Who Should Diagnose Your Mental Health?
A Conversation About Access, Training, and Patient Rights in Ontario
When most of us look for mental health support, we’re not thinking about professional hierarchies or regulatory colleges. We’re thinking something much simpler: I need help. I want it to be safe. I want it to work.
But the way mental health care is organized — and who is allowed to do what — has a real impact on patients. And right now in Ontario, those boundaries are being actively debated.
So it’s worth slowing down and asking a basic question: who should be diagnosing mental health conditions, and what level of training should that require?
Psychotherapists and Psychologists Aren’t the Same — and That Matters for Patients
In Ontario, psychotherapists and psychologists play different but complementary roles. Registered Psychotherapists are trained to provide psychotherapy: helping people process emotions, manage distress, and work toward change. For many people, this support is invaluable.
What psychotherapists are not permitted to do is provide formal mental health diagnoses. That authority sits with psychologists and psychiatrists under Ontario’s Controlled Acts framework. Psychotherapists can assess and treat mental health concerns, but must refer out when a formal diagnosis is required.
This distinction exists for a reason. A diagnosis can follow someone for years. It can shape access to medication, insurance coverage, disability supports, school accommodations, and how future providers interpret someone’s needs. Getting it right matters — and patients have a right to know who is qualified to do that work.
A System Under Pressure — and the Temptation of Quick Fixes
At the same time, Canada is facing a genuine shortage of psychologists. As discussed in Psychology Today, the psychology workforce is thinning, in part because the traditional training pathway is long, expensive, and demanding (The Thinning Psychologist Workforce in Canada). Patients feel this reality through long waitlists and limited access to diagnostic care.
In response, Ontario has explored ways to increase the number of registered psychologists more quickly. Some of these proposals have involved significantly reducing training and supervised practice requirements. Reporting in The Globe and Mail has captured the concern many professionals have raised: that lowering standards may increase numbers, but could also undermine the quality and safety of care (Psychologists worry Ontario plans to lower training requirements).
From a patient perspective, this raises an important question: are we expanding access, or are we redefining what “qualified” means?
We’ve Seen Task-Sharing Work — When It’s Done Thoughtfully
To be clear, sharing responsibilities across healthcare professions isn’t new, and it isn’t inherently risky. In fact, we’ve seen it work well in many areas of care.

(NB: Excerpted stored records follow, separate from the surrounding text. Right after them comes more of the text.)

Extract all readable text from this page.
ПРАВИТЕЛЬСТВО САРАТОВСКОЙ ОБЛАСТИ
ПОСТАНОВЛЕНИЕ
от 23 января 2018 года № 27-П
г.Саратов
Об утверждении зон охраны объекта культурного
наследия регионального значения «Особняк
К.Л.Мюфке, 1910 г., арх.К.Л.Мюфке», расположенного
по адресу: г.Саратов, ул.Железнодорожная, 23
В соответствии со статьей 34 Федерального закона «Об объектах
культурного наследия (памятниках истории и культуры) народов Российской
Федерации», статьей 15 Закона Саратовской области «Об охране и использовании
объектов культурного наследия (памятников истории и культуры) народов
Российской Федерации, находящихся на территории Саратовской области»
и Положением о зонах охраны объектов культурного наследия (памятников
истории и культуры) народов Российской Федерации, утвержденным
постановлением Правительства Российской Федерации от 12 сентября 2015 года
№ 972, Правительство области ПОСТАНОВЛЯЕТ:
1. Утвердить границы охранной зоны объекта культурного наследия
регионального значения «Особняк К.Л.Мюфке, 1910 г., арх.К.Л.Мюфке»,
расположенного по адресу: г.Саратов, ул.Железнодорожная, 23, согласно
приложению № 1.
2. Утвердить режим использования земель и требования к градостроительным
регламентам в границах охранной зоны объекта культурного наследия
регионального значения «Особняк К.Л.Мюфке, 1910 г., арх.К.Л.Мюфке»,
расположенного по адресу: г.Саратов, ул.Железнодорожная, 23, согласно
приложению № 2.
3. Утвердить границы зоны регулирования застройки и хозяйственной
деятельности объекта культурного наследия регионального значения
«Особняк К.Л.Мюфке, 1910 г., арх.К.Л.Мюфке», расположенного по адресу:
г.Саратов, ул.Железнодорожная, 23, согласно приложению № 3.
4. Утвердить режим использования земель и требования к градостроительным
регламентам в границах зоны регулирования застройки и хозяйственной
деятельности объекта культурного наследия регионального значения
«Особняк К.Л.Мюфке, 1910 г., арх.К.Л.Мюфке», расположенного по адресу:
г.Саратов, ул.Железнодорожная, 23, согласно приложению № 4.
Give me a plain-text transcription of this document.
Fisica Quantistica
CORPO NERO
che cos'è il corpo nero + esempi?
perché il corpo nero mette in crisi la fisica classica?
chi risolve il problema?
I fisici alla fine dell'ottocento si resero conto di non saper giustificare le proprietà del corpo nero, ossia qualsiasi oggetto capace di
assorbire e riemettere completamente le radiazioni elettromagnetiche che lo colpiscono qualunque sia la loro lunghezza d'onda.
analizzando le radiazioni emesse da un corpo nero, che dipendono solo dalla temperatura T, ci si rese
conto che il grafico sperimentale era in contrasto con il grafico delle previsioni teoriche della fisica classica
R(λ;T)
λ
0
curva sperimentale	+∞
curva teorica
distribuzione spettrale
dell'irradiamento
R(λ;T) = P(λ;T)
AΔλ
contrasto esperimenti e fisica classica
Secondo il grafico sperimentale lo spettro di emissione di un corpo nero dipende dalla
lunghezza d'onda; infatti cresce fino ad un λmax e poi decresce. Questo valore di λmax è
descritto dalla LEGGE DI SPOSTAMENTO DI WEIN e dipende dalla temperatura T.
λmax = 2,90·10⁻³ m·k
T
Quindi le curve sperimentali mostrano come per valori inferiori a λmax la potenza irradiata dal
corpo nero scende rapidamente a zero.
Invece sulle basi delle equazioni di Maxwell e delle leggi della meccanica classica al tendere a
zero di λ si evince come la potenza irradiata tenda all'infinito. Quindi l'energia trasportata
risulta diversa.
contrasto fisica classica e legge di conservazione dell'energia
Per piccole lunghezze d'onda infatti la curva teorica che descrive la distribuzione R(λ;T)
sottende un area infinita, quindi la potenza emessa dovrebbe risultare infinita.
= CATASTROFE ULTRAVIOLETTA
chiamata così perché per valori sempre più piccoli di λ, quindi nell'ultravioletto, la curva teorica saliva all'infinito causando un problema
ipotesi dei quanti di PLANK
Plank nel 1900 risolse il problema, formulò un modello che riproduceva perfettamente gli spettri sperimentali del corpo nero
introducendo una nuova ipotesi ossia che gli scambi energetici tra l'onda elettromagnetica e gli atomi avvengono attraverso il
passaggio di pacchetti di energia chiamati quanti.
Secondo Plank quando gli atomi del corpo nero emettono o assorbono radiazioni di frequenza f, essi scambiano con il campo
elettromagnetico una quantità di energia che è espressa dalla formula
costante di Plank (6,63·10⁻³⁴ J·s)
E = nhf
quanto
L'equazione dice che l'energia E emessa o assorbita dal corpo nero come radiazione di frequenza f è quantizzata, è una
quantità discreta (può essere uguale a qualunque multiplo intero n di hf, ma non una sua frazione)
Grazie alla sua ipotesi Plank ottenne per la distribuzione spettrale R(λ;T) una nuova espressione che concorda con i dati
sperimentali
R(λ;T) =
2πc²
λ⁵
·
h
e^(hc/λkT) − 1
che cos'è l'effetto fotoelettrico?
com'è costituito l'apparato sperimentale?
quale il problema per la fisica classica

Pharmacists now administer vaccines and manage minor ailments. Nurses and nurse practitioners provide care that once required a physician. These changes improved access without sacrificing safety because the tasks were well-defined, supported by training, and embedded in clear systems of accountability.
Patients benefited — because the complexity of care was respected, not ignored.
Advanced Practice Roles Point to a Better Model
In other areas of healthcare, systems didn’t respond to shortages by lowering standards. Instead, they created advanced practice roles with additional education and clear scope boundaries. In Canada, an advanced practice Radiation Therapist role is a strong example of how expanding responsibility can be done safely and deliberately.
Rather than shortening oncologist training, the system invested in specialized roles that enhanced care delivery while maintaining rigorous oversight. It’s a reminder that workforce challenges can be addressed through innovation and investment, not just deregulation.
Why Mental Health Diagnosis Is Different
Mental health diagnosis isn’t a procedural task. It’s a complex clinical judgment.
It involves differentiating between overlapping conditions, understanding developmental and trauma-related factors, assessing risk, and making decisions that can influence treatment trajectories for years. This is why diagnostic authority has traditionally required extensive education and supervised experience.
So when discussions arise about shifting diagnostic responsibilities to providers without equivalent training — or dramatically shortening the pathway to becoming a psychologist — patient advocates are right to pause. This isn’t about protecting professional titles. It’s about recognizing that some forms of care are complex for a reason.
What This Means for Patient Rights
At the end of the day, this conversation isn’t really about professions. It’s about patients.
Patients have the right to understand who is providing their care, what they are trained to do, and when referral to another professional is necessary. They have the right to accurate diagnosis, clear accountability, and a system that improves access without quietly lowering safeguards.
Transparency isn’t a luxury in mental health care — it’s part of ethical practice.
A Final Thought
Healthcare will continue to evolve. Roles will expand. New models will emerge.
But if we’ve learned anything from other parts of the system, it’s this: the strongest solutions build capacity through training, collaboration, and clarity — not shortcuts.
Mental health care deserves the same care we expect everywhere else.
References
Psychology Today. (2025). The thinning psychologist workforce in Canada.
https://www.psychologytoday.com/us/blog/culturally-speaking/202510/the-thinning-psychologist-workforce-in-canada
Picard, A. (n.d.). Psychologists worry Ontario plans to lower training requirements. The Globe and Mail.